Call for Proposals - CWPA Sponsored Sessions at MLA 2011 (January 6-9, Los Angeles, CA)

The WPA Executive Board and the Liaison Subcommittee (Susan Thomas, Chair; Chuck Paine, Acting Chair, Joe Janangelo, Beth Brunk-Chavez) invite 250-word proposals for individual presentations contributing to two panels to be held at the January 6 - 9, 2011, convention of the Modern Language Association in Los Angeles, CA. We invite proposals from postsecondary instructors, program or writing center directors, department chairs, or anyone else with an interest in postsecondary writing instruction or program direction. 

 Proposals for either panel must be received no later than Friday, February 26, 2010. Please send your proposals as email attachments (Word, RTF, but not PDF) to, and please include this phrase in your email's subject line: "MLA Proposal." We will make final decisions about panels by March 26. All presenters must be members of MLA (you may join after learning your proposal has been accepted).

Under MLA's new affiliate guidelines, only one CWPA panel is guaranteed acceptance at the conference, and the other will be reviewed by the MLA Program Committee. The CWPA Liaison Committee will determine which of the two panels to submit for MLA review after it reviews submissions.

Panel 1: What Is College Level Writing in the 21st Century?

With the publication of Sullivan and Tinberg's What Is "College-Level" Writing? (NCTE, 2006) and other parallel works (e.g., Beaufort's College Writing and Beyond and Carroll's Rehearsing New Roles), the discussions about "college-level" writing have become more vigorous, prominent, and diverse.

Stakeholders in these discussions include writing instructors and program directors, of course, but also college and high-school faculty and administrators from across the disciplines, professional organizations, and other groups attempting to influence public policy.

At stake are the very ideas about what students should learn in college writing classes, how they should learn those things, and why. For some, college-level writing should focus on "career readiness," a term that is used with increasing frequency in policy circles, while others argue college writing should cultivate students' senses of themselves as writers operating in multiple contexts, and others argue for positions along and beyond this continuum.

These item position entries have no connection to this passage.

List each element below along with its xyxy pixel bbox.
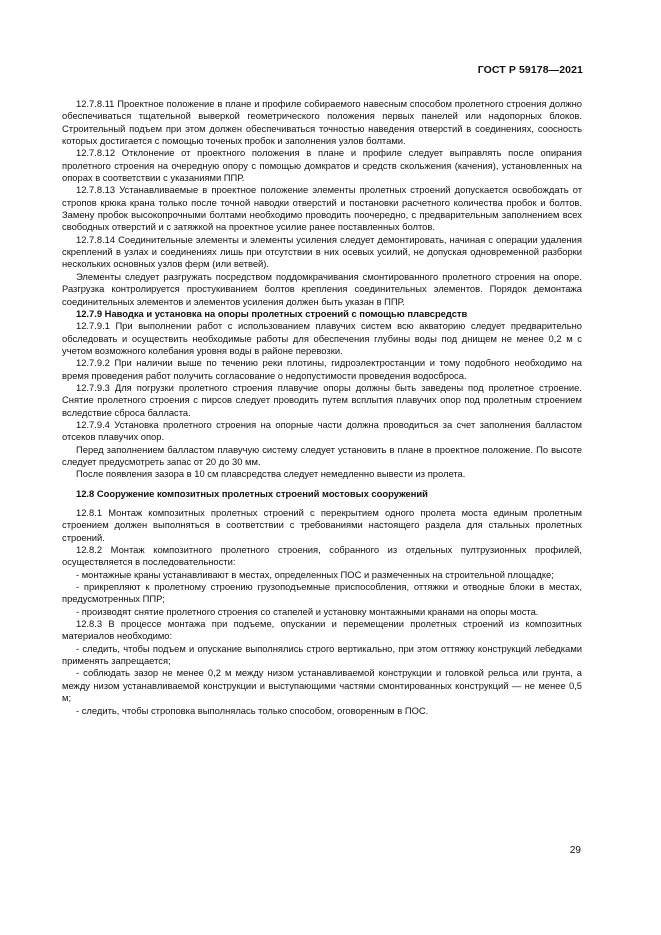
- paragraph-12-8-1: 12.8.1 Монтаж композитных пролетных строений с перекрытием одного пролета моста единым пролетным строением должен выполняться в соответствии с требованиями настоящего раздела для стальных пролетных строений.: [62, 507, 582, 543]
- paragraph-12-7-9-2: 12.7.9.2 При наличии выше по течению реки плотины, гидроэлектростанции и тому подобного необходимо на время проведения работ получить согласование о недопустимости проведения водосброса.: [62, 357, 582, 381]
- list-item: - соблюдать зазор не менее 0,2 м между низом устанавливаемой конструкции и головкой рельса или грунта, а между низом устанавливаемой конструкции и выступающими частями смонтированных конструкций — не менее 0,5 м;: [62, 667, 582, 704]
- paragraph-12-7-8-11: 12.7.8.11 Проектное положение в плане и профиле собираемого навесным способом пролетного строения должно обеспечиваться тщательной выверкой геометрического положения первых панелей или надопорных блоков. Строительный подъем при этом должен обеспечиваться точностью наведения отверстий в соединениях, соосность которых достигается с помощью точеных пробок и заполнения узлов болтами.: [62, 98, 582, 147]
- paragraph-12-7-8-12: 12.7.8.12 Отклонение от проектного положения в плане и профиле следует выправлять после опирания пролетного строения на очередную опору с помощью домкратов и средств скольжения (качения), установленных на опорах в соответствии с указаниями ППР.: [62, 147, 582, 184]
- list-item: - следить, чтобы строповка выполнялась только способом, оговоренным в ПОС.: [76, 704, 429, 716]
- paragraph-12-8-3: 12.8.3 В процессе монтажа при подъеме, опускании и перемещении пролетных строений из композитных материалов необходимо:: [62, 618, 582, 642]
- paragraph-12-7-9-3: 12.7.9.3 Для погрузки пролетного строения плавучие опоры должны быть заведены под пролетное строение. Снятие пролетного строения с пирсов следует проводить путем всплытия плавучих опор под пролетным строением вследствие сброса балласта.: [62, 381, 582, 418]
- paragraph-gap: После появления зазора в 10 см плавсредства следует немедленно вывести из пролета.: [76, 468, 466, 480]
- paragraph-12-7-9-1: 12.7.9.1 При выполнении работ с использованием плавучих систем всю акваторию следует предварительно обследовать и осуществить необходимые работы для обеспечения глубины воды под днищем не менее 0,2 м с учетом возможного колебания уровня воды в районе перевозки.: [62, 320, 582, 356]
- paragraph-12-7-8-14: 12.7.8.14 Соединительные элементы и элементы усиления следует демонтировать, начиная с операции удаления скреплений в узлах и соединениях лишь при отсутствии в них осевых усилий, не допуская одновременной разборки нескольких основных узлов ферм (или ветвей).: [62, 233, 582, 270]
- list-item: - прикрепляют к пролетному строению грузоподъемные приспособления, оттяжки и отводные блоки в местах, предусмотренных ППР;: [62, 581, 582, 605]
- paragraph-12-8-2: 12.8.2 Монтаж композитного пролетного строения, собранного из отдельных пултрузионных профилей, осуществляется в последовательности:: [62, 544, 582, 568]
- list-item: - монтажные краны устанавливают в местах, определенных ПОС и размеченных на строительной площадке;: [76, 568, 554, 580]
- paragraph-12-7-8-13: 12.7.8.13 Устанавливаемые в проектное положение элементы пролетных строений допускается освобождать от стропов крюка крана только после точной наводки отверстий и постановки расчетного количества пробок и болтов. Замену пробок высокопрочными болтами необходимо проводить поочередно, с предварительным заполнением всех свободных отверстий и с затяжкой на проектное усилие ранее поставленных болтов.: [62, 184, 582, 233]
- heading-12-7-9: 12.7.9 Наводка и установка на опоры пролетных строений с помощью плавсредств: [76, 307, 468, 319]
- document-header: ГОСТ Р 59178—2021: [477, 64, 583, 76]
- paragraph-ballast: Перед заполнением балластом плавучую систему следует установить в плане в проектное положение. По высоте следует предусмотреть запас от 20 до 30 мм.: [62, 443, 582, 467]
- heading-12-8: 12.8 Сооружение композитных пролетных строений мостовых сооружений: [76, 487, 428, 499]
- document-body: [62, 98, 582, 717]
- list-item: - следить, чтобы подъем и опускание выполнялись строго вертикально, при этом оттяжку конструкций лебедками применять запрещается;: [62, 642, 582, 667]
- paragraph-unloading: Элементы следует разгружать посредством поддомкрачивания смонтированного пролетного строения на опоре. Разгрузка контролируется простукиванием болтов крепления соединительных элементов. Порядок демонтажа соединительных элементов и элементов усиления должен быть указан в ППР.: [62, 270, 582, 307]
- list-item: - производят снятие пролетного строения со стапелей и установку монтажными кранами на опоры моста.: [76, 605, 539, 617]
- paragraph-12-7-9-4: 12.7.9.4 Установка пролетного строения на опорные части должна проводиться за счет заполнения балластом отсеков плавучих опор.: [62, 418, 582, 443]
- page-number: 29: [569, 845, 581, 856]
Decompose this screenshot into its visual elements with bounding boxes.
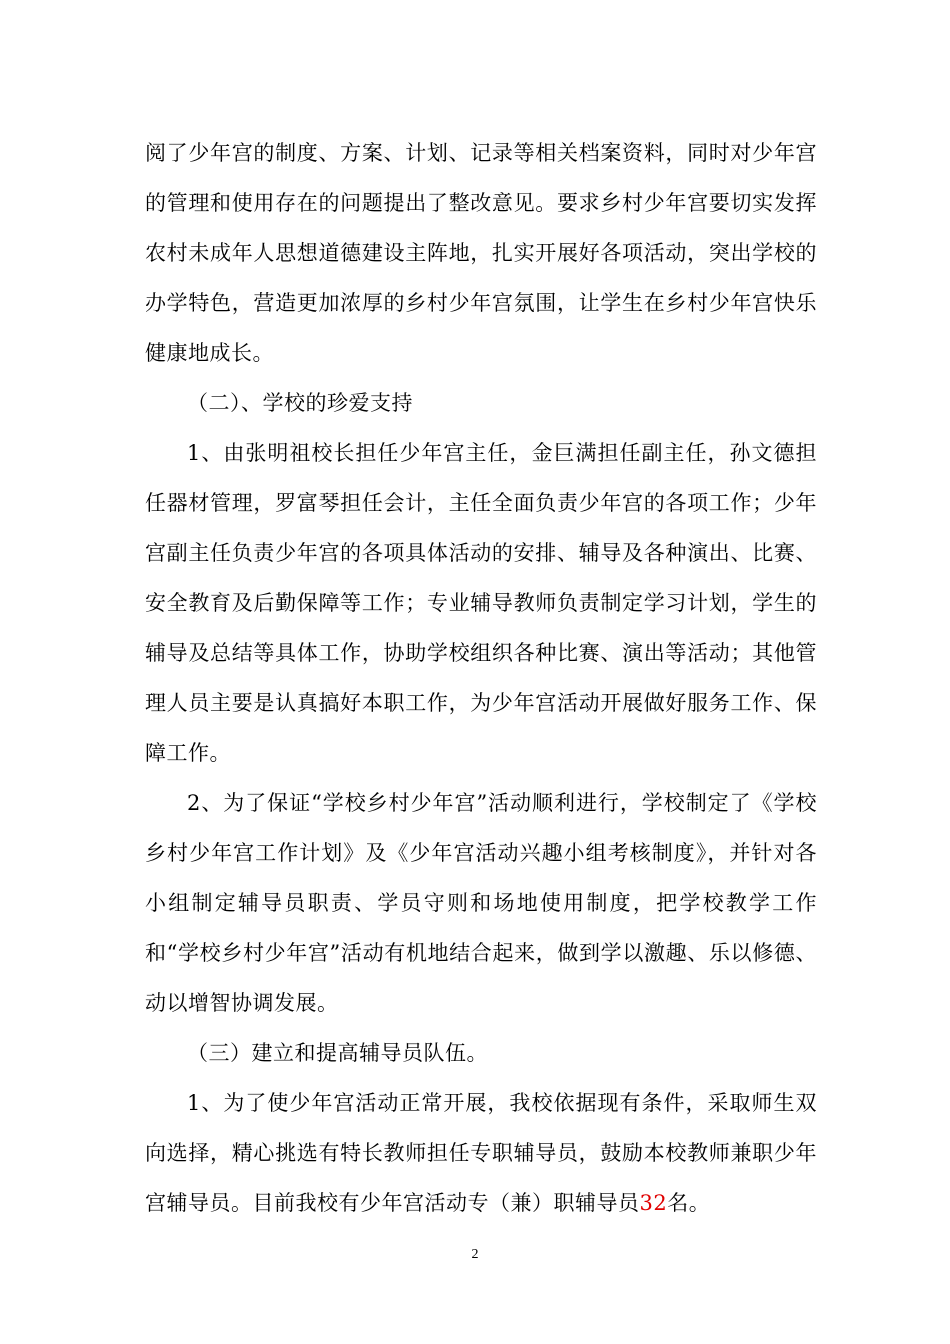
section-heading-2: （二）、学校的珍爱支持: [187, 391, 413, 415]
document-body: [145, 128, 817, 1228]
instructor-count: 32: [639, 1191, 668, 1215]
paragraph-continuation: 阅了少年宫的制度、方案、计划、记录等相关档案资料，同时对少年宫的管理和使用存在的问题提出了整改意见。要求乡村少年宫要切实发挥农村未成年人思想道德建设主阵地，扎实开展好各项活动，突出学校的办学特色，营造更加浓厚的乡村少年宫氛围，让学生在乡村少年宫快乐健康地成长。: [145, 141, 817, 365]
page-number: 2: [471, 1247, 479, 1262]
paragraph-instructors-tail: 名。: [667, 1191, 711, 1215]
paragraph-instructors-text: 1、为了使少年宫活动正常开展，我校依据现有条件，采取师生双向选择，精心挑选有特长教师担任专职辅导员，鼓励本校教师兼职少年宫辅导员。目前我校有少年宫活动专（兼）职辅导员: [145, 1091, 817, 1215]
paragraph-regulations: 2、为了保证“学校乡村少年宫”活动顺利进行，学校制定了《学校乡村少年宫工作计划》及《少年宫活动兴趣小组考核制度》，并针对各小组制定辅导员职责、学员守则和场地使用制度，把学校教学工作和“学校乡村少年宫”活动有机地结合起来，做到学以激趣、乐以修德、动以增智协调发展。: [145, 791, 817, 1015]
section-heading-3: （三）建立和提高辅导员队伍。: [187, 1041, 488, 1065]
paragraph-staffing: 1、由张明祖校长担任少年宫主任，金巨满担任副主任，孙文德担任器材管理，罗富琴担任会计，主任全面负责少年宫的各项工作；少年宫副主任负责少年宫的各项具体活动的安排、辅导及各种演出、比赛、安全教育及后勤保障等工作；专业辅导教师负责制定学习计划，学生的辅导及总结等具体工作，协助学校组织各种比赛、演出等活动；其他管理人员主要是认真搞好本职工作，为少年宫活动开展做好服务工作、保障工作。: [145, 441, 817, 765]
paragraph-instructors: [145, 1078, 817, 1228]
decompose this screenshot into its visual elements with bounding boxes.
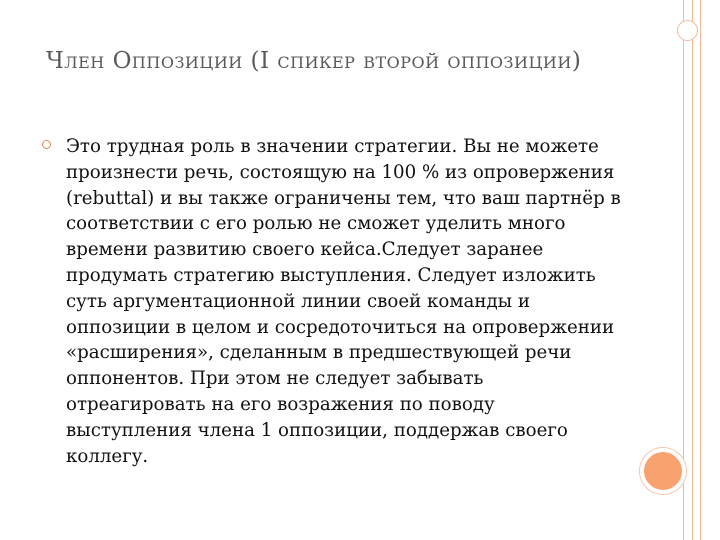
- slide-title: Член Оппозиции (I спикер второй оппозиции): [46, 48, 582, 74]
- decor-vertical-line: [700, 0, 701, 540]
- orange-circle-decoration-icon: [640, 448, 686, 494]
- decor-vertical-line: [692, 0, 693, 540]
- list-item: [42, 134, 622, 469]
- circle-bullet-icon: [42, 140, 51, 149]
- bullet-text: Это трудная роль в значении стратегии. Вы не можете произнести речь, состоящую на 100 % из опровержения (rebuttal) и вы также ограничены тем, что ваш партнёр в соответствии с его ролью не сможет уделить много времени развитию своего кейса.Следует заранее продумать стратегию выступления. Следует изложить суть аргументационной линии своей команды и оппозиции в целом и сосредоточиться на опровержении «расширения», сделанным в предшествующей речи оппонентов. При этом не следует забывать отреагировать на его возражения по поводу выступления члена 1 оппозиции, поддержав своего коллегу.: [66, 136, 621, 467]
- ring-decoration-icon: [677, 20, 698, 41]
- bullet-list: [42, 134, 622, 469]
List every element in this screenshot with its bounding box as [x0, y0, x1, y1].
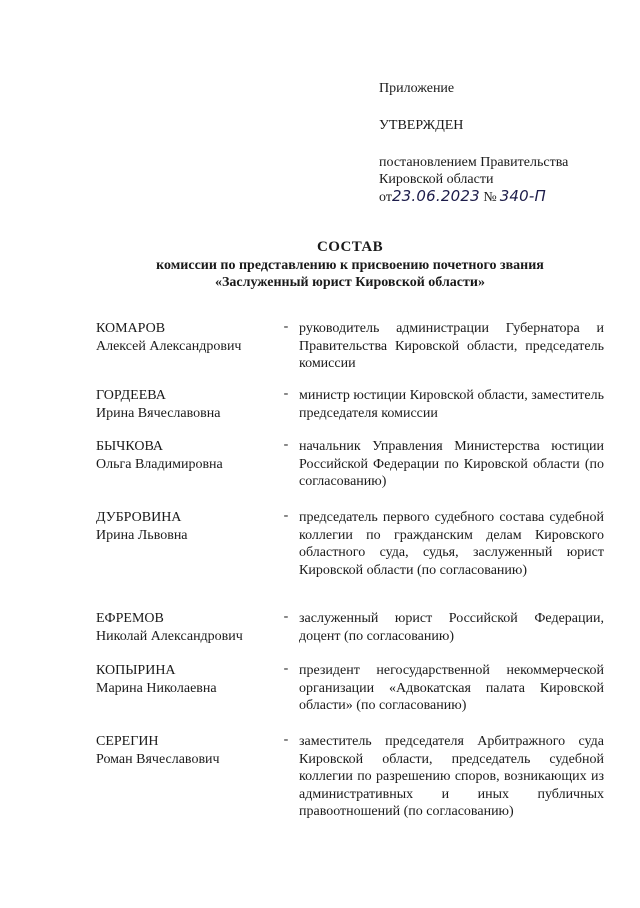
decree-line-2: Кировской области [379, 172, 494, 187]
handwritten-number: 340-П [499, 187, 547, 205]
document-title: СОСТАВ [316, 239, 383, 255]
number-prefix: № [483, 190, 497, 205]
member-surname: КОПЫРИНА [96, 663, 176, 678]
member-role: начальник Управления Министерства юстиции Российской Федерации по Кировской области (по согласованию) [299, 439, 604, 489]
member-separator: - [283, 732, 289, 747]
member-separator: - [283, 661, 289, 676]
member-role: министр юстиции Кировской области, заместитель председателя комиссии [299, 388, 604, 421]
member-given-names: Ольга Владимировна [96, 456, 223, 472]
approved-label: УТВЕРЖДЕН [379, 118, 464, 133]
member-role: президент негосударственной некоммерческой организации «Адвокатская палата Кировской области» (по согласованию) [299, 663, 604, 713]
member-name [96, 509, 276, 544]
date-prefix: от [379, 190, 392, 205]
annex-label: Приложение [379, 81, 455, 96]
member-name [96, 387, 276, 422]
decree-reference [379, 154, 619, 206]
member-given-names: Алексей Александрович [96, 338, 242, 354]
member-role: председатель первого судебного состава судебной коллегии по гражданским делам Кировского областного суда, судья, заслуженный юрист Кировской области (по согласованию) [299, 510, 604, 578]
member-role: заместитель председателя Арбитражного суда Кировской области, председатель судебной коллегии по разрешению споров, возникающих из административных и иных публичных правоотношений (по согласованию) [299, 734, 604, 819]
document-subtitle-line-2: «Заслуженный юрист Кировской области» [215, 275, 485, 290]
member-name [96, 662, 276, 697]
member-surname: ДУБРОВИНА [96, 510, 182, 525]
member-surname: ЕФРЕМОВ [96, 611, 164, 626]
approval-stamp [379, 80, 619, 206]
decree-date-line [379, 188, 619, 206]
member-separator: - [283, 319, 289, 334]
member-name [96, 610, 276, 645]
document-heading [60, 238, 640, 291]
member-name [96, 733, 276, 768]
handwritten-date: 23.06.2023 [391, 187, 480, 205]
member-role: заслуженный юрист Российской Федерации, доцент (по согласованию) [299, 611, 604, 644]
member-name [96, 320, 276, 355]
member-role: руководитель администрации Губернатора и Правительства Кировской области, председатель комиссии [299, 321, 604, 371]
member-given-names: Ирина Львовна [96, 527, 188, 543]
member-separator: - [283, 386, 289, 401]
member-separator: - [283, 609, 289, 624]
member-given-names: Ирина Вячеславовна [96, 405, 221, 421]
member-surname: СЕРЕГИН [96, 734, 159, 749]
member-given-names: Николай Александрович [96, 628, 243, 644]
member-given-names: Роман Вячеславович [96, 751, 220, 767]
decree-line-1: постановлением Правительства [379, 155, 569, 170]
member-separator: - [283, 437, 289, 452]
member-given-names: Марина Николаевна [96, 680, 217, 696]
member-separator: - [283, 508, 289, 523]
member-surname: КОМАРОВ [96, 321, 166, 336]
document-subtitle-line-1: комиссии по представлению к присвоению почетного звания [156, 258, 544, 273]
member-surname: БЫЧКОВА [96, 439, 164, 454]
member-name [96, 438, 276, 473]
member-surname: ГОРДЕЕВА [96, 388, 166, 403]
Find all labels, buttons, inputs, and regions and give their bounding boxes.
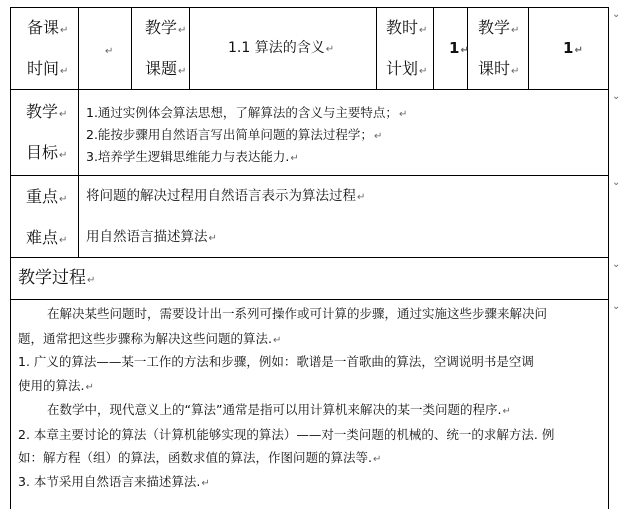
goals-label-1: 教学↵ xyxy=(26,102,68,121)
process-title: 教学过程↵ xyxy=(18,268,96,288)
table-border-right xyxy=(608,7,609,509)
process-line-2: 题，通常把这些步骤称为解决这些问题的算法.↵ xyxy=(18,331,282,346)
row-end-mark-1: ⌄ xyxy=(612,9,620,20)
class-label-1: 教学↵ xyxy=(478,18,520,37)
process-line-8: 3. 本节采用自然语言来描述算法.↵ xyxy=(18,474,210,489)
difficult-point-text: 用自然语言描述算法↵ xyxy=(86,229,217,245)
table-col-date xyxy=(131,7,132,89)
key-point-text: 将问题的解决过程用自然语言表示为算法过程↵ xyxy=(86,188,366,204)
beike-label-2: 时间↵ xyxy=(27,59,69,78)
table-col-title xyxy=(376,7,377,89)
goal-item-3: 3.培养学生逻辑思维能力与表达能力.↵ xyxy=(86,149,299,164)
hours-label-1: 教时↵ xyxy=(386,18,428,37)
hours-label-2: 计划↵ xyxy=(386,59,428,78)
process-line-5: 在数学中，现代意义上的“算法”通常是指可以用计算机来解决的某一类问题的程序.↵ xyxy=(47,402,511,417)
table-divider-goals xyxy=(10,175,608,176)
row-end-mark-5: ⌄ xyxy=(612,301,620,312)
goals-label-2: 目标↵ xyxy=(26,143,68,162)
table-divider-process xyxy=(10,299,608,300)
table-col-hours xyxy=(433,7,434,89)
subject-label-2: 课题↵ xyxy=(145,59,187,78)
process-line-7: 如：解方程（组）的算法，函数求值的算法，作图问题的算法等.↵ xyxy=(18,450,382,465)
table-border-top xyxy=(10,7,608,8)
goal-item-2: 2.能按步骤用自然语言写出简单问题的算法过程学；↵ xyxy=(86,127,383,142)
goal-item-1: 1.通过实例体会算法思想，了解算法的含义与主要特点；↵ xyxy=(86,105,408,120)
keypoints-label-1: 重点↵ xyxy=(26,187,68,206)
lesson-title: 1.1 算法的含义↵ xyxy=(228,40,335,56)
class-label-2: 课时↵ xyxy=(478,59,520,78)
table-divider-header xyxy=(10,89,608,90)
process-line-1: 在解决某些问题时，需要设计出一系列可操作或可计算的步骤，通过实施这些步骤来解决问 xyxy=(47,306,548,321)
process-line-3: 1. 广义的算法——某一工作的方法和步骤，例如：歌谱是一首歌曲的算法，空调说明书是空调 xyxy=(18,354,534,369)
keypoints-label-2: 难点↵ xyxy=(26,228,68,247)
hours-value: 1↵ xyxy=(449,39,469,57)
table-border-left xyxy=(10,7,11,509)
table-divider-keypoints xyxy=(10,257,608,258)
row-end-mark-3: ⌄ xyxy=(612,177,620,188)
row-end-mark-4: ⌄ xyxy=(612,259,620,270)
table-col-label xyxy=(78,7,79,257)
process-line-6: 2. 本章主要讨论的算法（计算机能够实现的算法）——对一类问题的机械的、统一的求解方法. 例 xyxy=(18,427,555,442)
date-cell-mark: ↵ xyxy=(105,46,114,57)
table-col-class xyxy=(528,7,529,89)
subject-label-1: 教学↵ xyxy=(145,18,187,37)
class-value: 1↵ xyxy=(563,39,583,57)
row-end-mark-2: ⌄ xyxy=(612,91,620,102)
beike-label-1: 备课↵ xyxy=(27,18,69,37)
process-line-4: 使用的算法.↵ xyxy=(18,378,94,393)
table-col-subject xyxy=(189,7,190,89)
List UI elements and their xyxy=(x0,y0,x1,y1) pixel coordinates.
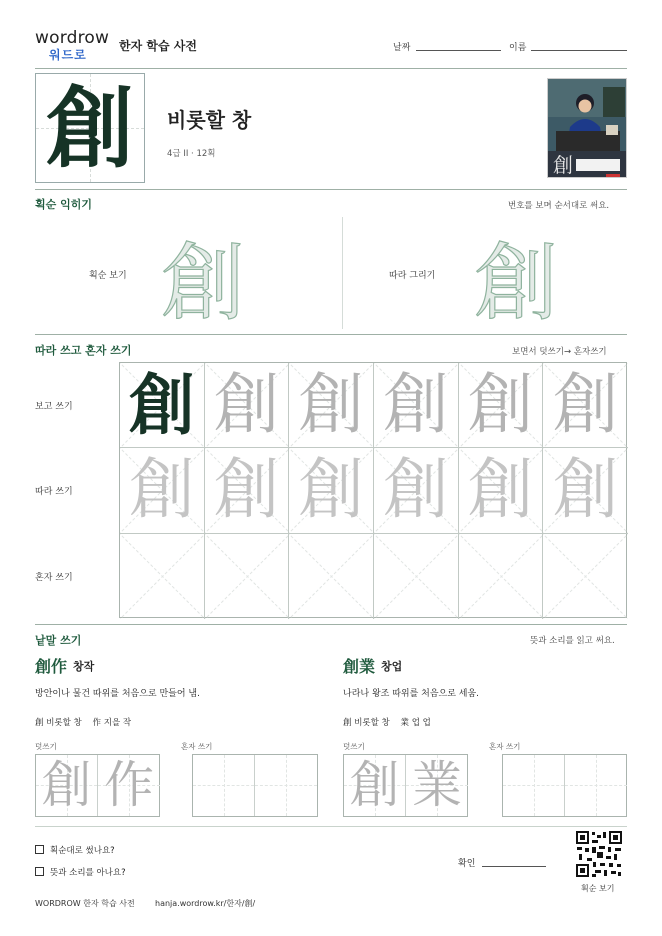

For this panel, we invite proposals that address issues related to the question, "What is college-level writing in the twenty-first century?" Panelists might address these and/or other questions:

  • What are the origins of this discussion, where is it at the present time, and where does it appear to be going?
  • How do recent discussions about 21st century literacies figure into definitions of college-level writing?
  • How should writing program directors and instructors prepare first-year composition students -- for "WAC readiness," career readiness, or for civic responsibility and engagement?
  • Which media, modes, and genres will undergraduates and college graduates be expected to have mastered? 
  • How will WAC/WID programs need to change in order to meet changing demands of college instructors and programs, and the demands of the workforce beyond college?
  • What research questions and types of research are needed?
  • Who has not been involved in these discussions? Who else should be involved?

We have framed these questions not to constrict the range of ideas proposed but rather to encourage proposals that contribute a fresh and wide variety of topics and approaches.

Panel 2:Writing Programs, Hard Times, and Effective Actions

The current recession (termed "The Late-200s Recession" and even "The Great Recession") has affected almost every part of higher education, from budget cuts to enrollment booms. But some might argue that times have always been hard for writing programs, which seem to reside perennially in depression-era America--where it's always 1931. But are things different with this economic downturn? What can past economic booms and busts teach us about the future of writing programs?

For this panel, we invite proposals that address this question: "How have WPAs and writing programs been affected and how have they been effective during hard times?" Panelists might address these and/or other questions:

  • What has happened—historically and recently— during recessions or depressions? What are the models from the past and present that we should adopt, adapt, or reject?
  • How have labor issues been affected by current economic conditions?
  • How have programs and teachers responded in terms of curricula, hiring, pedagogical approaches, course delivery, administrative responsibilities, and other strategies? 
  • How have writing programs been set up or altered to make them relatively resistant to recessions and recessions? If not, how could they be set up to be "recession resistant"?

We have framed these questions not to constrict the range of ideas proposed but rather to encourage proposals that contribute a fresh approach to a wide variety of topics.